There are several obvious problems with this. If you believe the risk scores are accurate in predicting the future outcomes of a certain group of people, then it means it's "fair" that a person is more likely to spend more time in jail simply because they are black. This is actuarially "fair" but clearly not "fair" from a social, moral, or anti-discrimination perspective.

The other problem is that there are fewer arrests in rich neighborhoods, not because people there aren't smoking as much pot as in poor neighborhoods but because there is less policing. Obviously, one is more likely to be rearrested if one lives in an overpoliced neighborhood, and that creates a feedback loop--more arrests mean higher recidivism rates. In very much the same way that redlining in minority neighborhoods created a self-fulfilling prophecy of uninsurable communities, overpolicing and predictive policing may be "fair" and "accurate" in the short term, but the long-term effects on communities have been shown to be negative, creating self-fulfilling prophecies of poor, crime-ridden neighborhoods.

Angwin also showed in a recent ProPublica report that, despite regulations, insurance companies charge minority communities higher premiums than white communities, even when the risks are the same. The Spotlight team at The Boston Globe reported that the household median net worth in the Boston area was $247,500 for whites and $8 for nonimmigrant blacks--the result of redlining and unfair access to housing and financial services. So while redlining for insurance is not legal, when Amazon decides to provide Amazon Prime free same-day shipping to its "best" customers, it's effectively redlining--reinforcing the unfairness of the past in new and increasingly algorithmic ways.

Like the insurers, large tech firms and the computer science community also tend to frame "fairness" in a depoliticized, highly technical way involving only mathematics and code, which reinforces a circular logic. AI is trained to use the outcomes of discriminatory practices, like recidivism rates, to justify continuing practices such as incarceration or overpolicing that may contribute to the underlying causes of crime, such as poverty, difficulty getting jobs, or lack of education. We must create a system that requires long-term public accountability and understandability of the effects on society of policies developed using machines.
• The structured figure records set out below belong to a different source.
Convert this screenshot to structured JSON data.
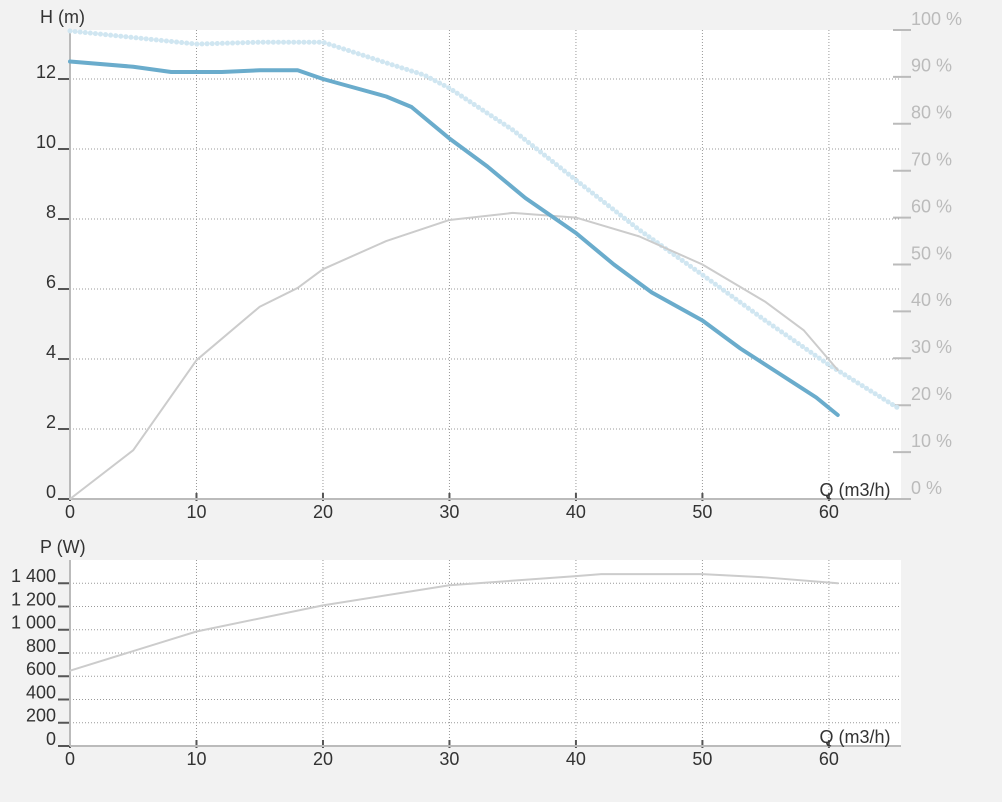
{
  "chart_data": [
    {
      "type": "line",
      "ylabel": "H (m)",
      "xlabel": "Q (m3/h)",
      "xlim": [
        0,
        65.7
      ],
      "xticks": [
        0,
        10,
        20,
        30,
        40,
        50,
        60
      ],
      "ylim": [
        0,
        13.4
      ],
      "yticks": [
        0,
        2,
        4,
        6,
        8,
        10,
        12
      ],
      "y2lim": [
        0,
        100
      ],
      "y2ticks": [
        {
          "value": 0,
          "label": "0 %"
        },
        {
          "value": 10,
          "label": "10 %"
        },
        {
          "value": 20,
          "label": "20 %"
        },
        {
          "value": 30,
          "label": "30 %"
        },
        {
          "value": 40,
          "label": "40 %"
        },
        {
          "value": 50,
          "label": "50 %"
        },
        {
          "value": 60,
          "label": "60 %"
        },
        {
          "value": 70,
          "label": "70 %"
        },
        {
          "value": 80,
          "label": "80 %"
        },
        {
          "value": 90,
          "label": "90 %"
        },
        {
          "value": 100,
          "label": "100 %"
        }
      ],
      "grid": true,
      "series": [
        {
          "color": "#d0e6f1",
          "axis": "y2",
          "line_style": "dotted",
          "x": [
            0,
            10,
            15,
            20,
            25,
            28,
            30,
            35,
            40,
            45,
            50,
            55,
            60,
            65.7
          ],
          "values": [
            99.8,
            97,
            97.4,
            97.4,
            93,
            90.4,
            87.6,
            78.7,
            68,
            57.4,
            47.8,
            38,
            28.6,
            19
          ]
        },
        {
          "color": "#cccccc",
          "axis": "y2",
          "line_style": "thin",
          "x": [
            0,
            5,
            10,
            15,
            18,
            20,
            25,
            30,
            35,
            40,
            45,
            50,
            55,
            58,
            60.7
          ],
          "values": [
            0,
            10.4,
            29.6,
            41,
            45,
            49,
            55,
            59.5,
            61,
            60,
            56,
            50,
            42,
            36,
            27.5
          ]
        },
        {
          "color": "#6aaccc",
          "line_style": "thick",
          "x": [
            0,
            5,
            8,
            12,
            15,
            18,
            20,
            22,
            25,
            27,
            30,
            33,
            36,
            40,
            43,
            46,
            50,
            53,
            56,
            59,
            60.7
          ],
          "values": [
            12.5,
            12.35,
            12.2,
            12.2,
            12.25,
            12.25,
            12.0,
            11.8,
            11.5,
            11.2,
            10.3,
            9.5,
            8.6,
            7.6,
            6.7,
            5.9,
            5.1,
            4.3,
            3.6,
            2.9,
            2.4
          ]
        }
      ]
    },
    {
      "type": "line",
      "ylabel": "P (W)",
      "xlabel": "Q (m3/h)",
      "xlim": [
        0,
        65.7
      ],
      "xticks": [
        0,
        10,
        20,
        30,
        40,
        50,
        60
      ],
      "ylim": [
        0,
        1600
      ],
      "yticks": [
        0,
        200,
        400,
        600,
        800,
        {
          "value": 1000,
          "label": "1 000"
        },
        {
          "value": 1200,
          "label": "1 200"
        },
        {
          "value": 1400,
          "label": "1 400"
        }
      ],
      "grid": true,
      "series": [
        {
          "color": "#cccccc",
          "line_style": "thin",
          "x": [
            0,
            10,
            20,
            30,
            40,
            42,
            50,
            55,
            60.7
          ],
          "values": [
            648,
            985,
            1210,
            1383,
            1461,
            1478,
            1478,
            1450,
            1400
          ]
        }
      ]
    }
  ]
}
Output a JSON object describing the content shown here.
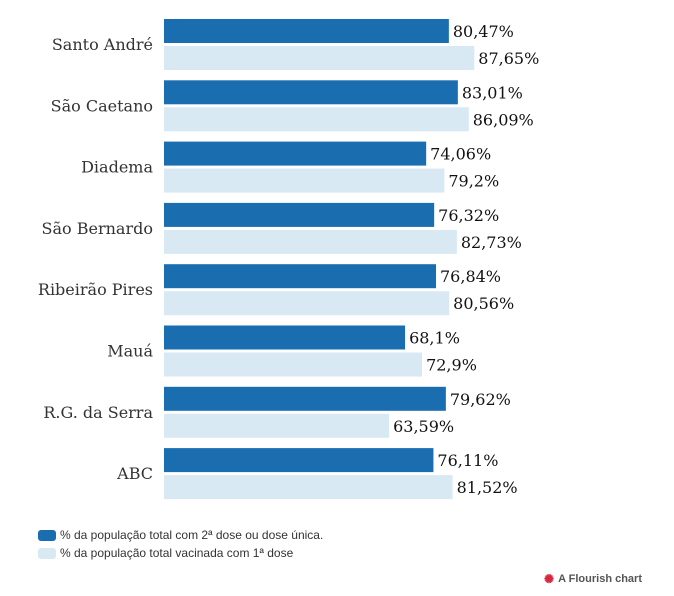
{
  "chart_data": {
    "type": "bar",
    "orientation": "horizontal",
    "categories": [
      "Santo André",
      "São Caetano",
      "Diadema",
      "São Bernardo",
      "Ribeirão Pires",
      "Mauá",
      "R.G. da Serra",
      "ABC"
    ],
    "series": [
      {
        "name": "% da população total com 2ª dose ou dose única.",
        "color": "#1a6eb0",
        "values": [
          80.47,
          83.01,
          74.06,
          76.32,
          76.84,
          68.1,
          79.62,
          76.11
        ],
        "labels": [
          "80,47%",
          "83,01%",
          "74,06%",
          "76,32%",
          "76,84%",
          "68,1%",
          "79,62%",
          "76,11%"
        ]
      },
      {
        "name": "% da população total vacinada com 1ª dose",
        "color": "#d8e9f3",
        "values": [
          87.65,
          86.09,
          79.2,
          82.73,
          80.56,
          72.9,
          63.59,
          81.52
        ],
        "labels": [
          "87,65%",
          "86,09%",
          "79,2%",
          "82,73%",
          "80,56%",
          "72,9%",
          "63,59%",
          "81,52%"
        ]
      }
    ],
    "xlim": [
      0,
      100
    ],
    "grid": false,
    "legend_position": "bottom-left"
  },
  "credit": "A Flourish chart"
}
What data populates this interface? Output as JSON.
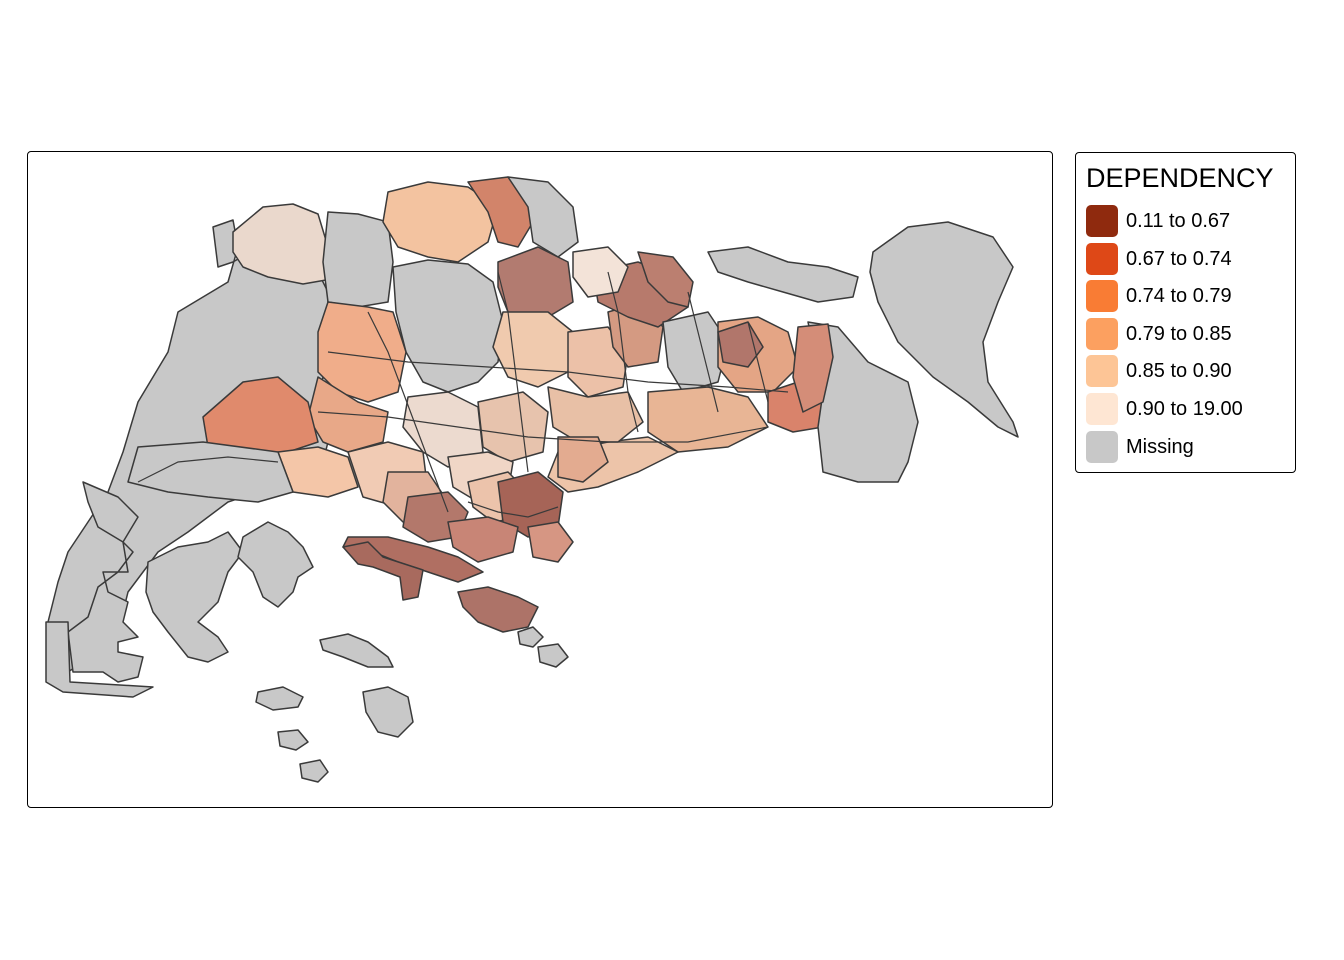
{
  "legend": {
    "title": "DEPENDENCY",
    "items": [
      {
        "label": "0.11 to 0.67",
        "color": "#8f2a0e"
      },
      {
        "label": "0.67 to 0.74",
        "color": "#de4817"
      },
      {
        "label": "0.74 to 0.79",
        "color": "#f97c34"
      },
      {
        "label": "0.79 to 0.85",
        "color": "#fca060"
      },
      {
        "label": "0.85 to 0.90",
        "color": "#fdc596"
      },
      {
        "label": "0.90 to 19.00",
        "color": "#fee6d3"
      },
      {
        "label": "Missing",
        "color": "#c8c8c8"
      }
    ]
  },
  "map": {
    "region": "Singapore planning subzones",
    "fill_opacity": 0.6,
    "missing_color": "#c8c8c8",
    "border_color": "#3a3a3a"
  }
}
The system should help us understand, rather than obscure, the impact of algorithms on society. We must provide a mechanism for civil society to be informed and engaged in the way in which algorithms are used, optimizations set, and data collected and interpreted.
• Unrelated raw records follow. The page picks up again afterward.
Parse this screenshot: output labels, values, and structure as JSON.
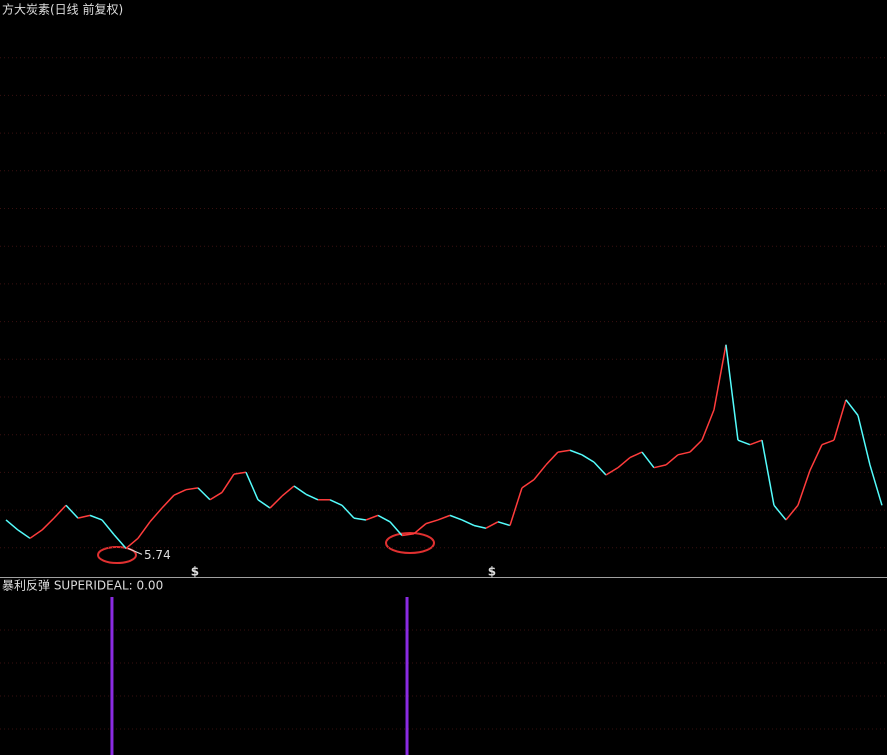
{
  "chart_data": [
    {
      "type": "line",
      "title": "方大炭素(日线 前复权)",
      "categories": [
        null,
        null,
        null,
        null,
        null,
        null,
        null,
        null,
        null,
        null,
        null,
        null,
        null,
        null,
        null,
        null,
        null,
        null,
        null,
        null,
        null,
        null,
        null,
        null,
        null,
        null,
        null,
        null,
        null,
        null,
        null,
        null,
        null,
        null,
        null,
        null,
        null,
        null,
        null,
        null,
        null,
        null,
        null,
        null,
        null,
        null,
        null,
        null,
        null,
        null,
        null,
        null,
        null,
        null,
        null,
        null,
        null,
        null,
        null,
        null,
        null,
        null,
        null,
        null,
        null,
        null,
        null,
        null,
        null,
        null,
        null,
        null,
        null,
        null
      ],
      "values": [
        6.05,
        5.94,
        5.85,
        5.94,
        6.07,
        6.21,
        6.07,
        6.1,
        6.05,
        5.89,
        5.74,
        5.85,
        6.03,
        6.18,
        6.32,
        6.38,
        6.4,
        6.27,
        6.35,
        6.55,
        6.57,
        6.27,
        6.18,
        6.31,
        6.42,
        6.33,
        6.27,
        6.27,
        6.21,
        6.07,
        6.05,
        6.1,
        6.03,
        5.88,
        5.9,
        6.01,
        6.05,
        6.1,
        6.05,
        5.99,
        5.96,
        6.03,
        5.99,
        6.4,
        6.49,
        6.65,
        6.79,
        6.81,
        6.76,
        6.68,
        6.54,
        6.62,
        6.73,
        6.79,
        6.62,
        6.65,
        6.76,
        6.79,
        6.92,
        7.25,
        7.96,
        6.92,
        6.87,
        6.92,
        6.21,
        6.05,
        6.21,
        6.59,
        6.87,
        6.92,
        7.36,
        7.19,
        6.65,
        6.21
      ],
      "up_color": "#ff3c3c",
      "down_color": "#54fcfc",
      "xlim": [
        -0.5,
        73.42
      ],
      "ylim": [
        5.45,
        11.5
      ],
      "grid": true,
      "annotations": [
        {
          "text": "5.74",
          "x": 10,
          "y": 5.74
        }
      ],
      "markers": [
        {
          "x": 15.75,
          "label": "$"
        },
        {
          "x": 40.5,
          "label": "$"
        }
      ]
    },
    {
      "type": "bar",
      "title": "暴利反弹  SUPERIDEAL: 0.00",
      "x": [
        8.83,
        33.42
      ],
      "values": [
        1,
        1
      ],
      "color": "#8a2be2",
      "xlim": [
        -0.5,
        73.42
      ],
      "ylim": [
        0,
        1
      ],
      "grid": true
    }
  ]
}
The computer scientists of today are more sophisticated in many ways than the actuaries of yore, and they often sincerely are trying to build algorithms that are fair. The new literature on algorithmic fairness usually doesn't simply equate fairness with accuracy, but instead defines various trade-offs between fairness and accuracy. The problem is that fairness cannot be reduced to a simple self-contained mathematical definition--fairness is dynamic and social and not a statistical issue. It can never be fully achieved and must be constantly audited, adapted, and debated in a democracy. By merely relying on historical data and current definitions of fairness, we will lock in the accumulated unfairnesses of the past, and our algorithms and the products they support will always trail the norms, reflecting past norms rather than future ideals and slowing social progress rather than supporting it.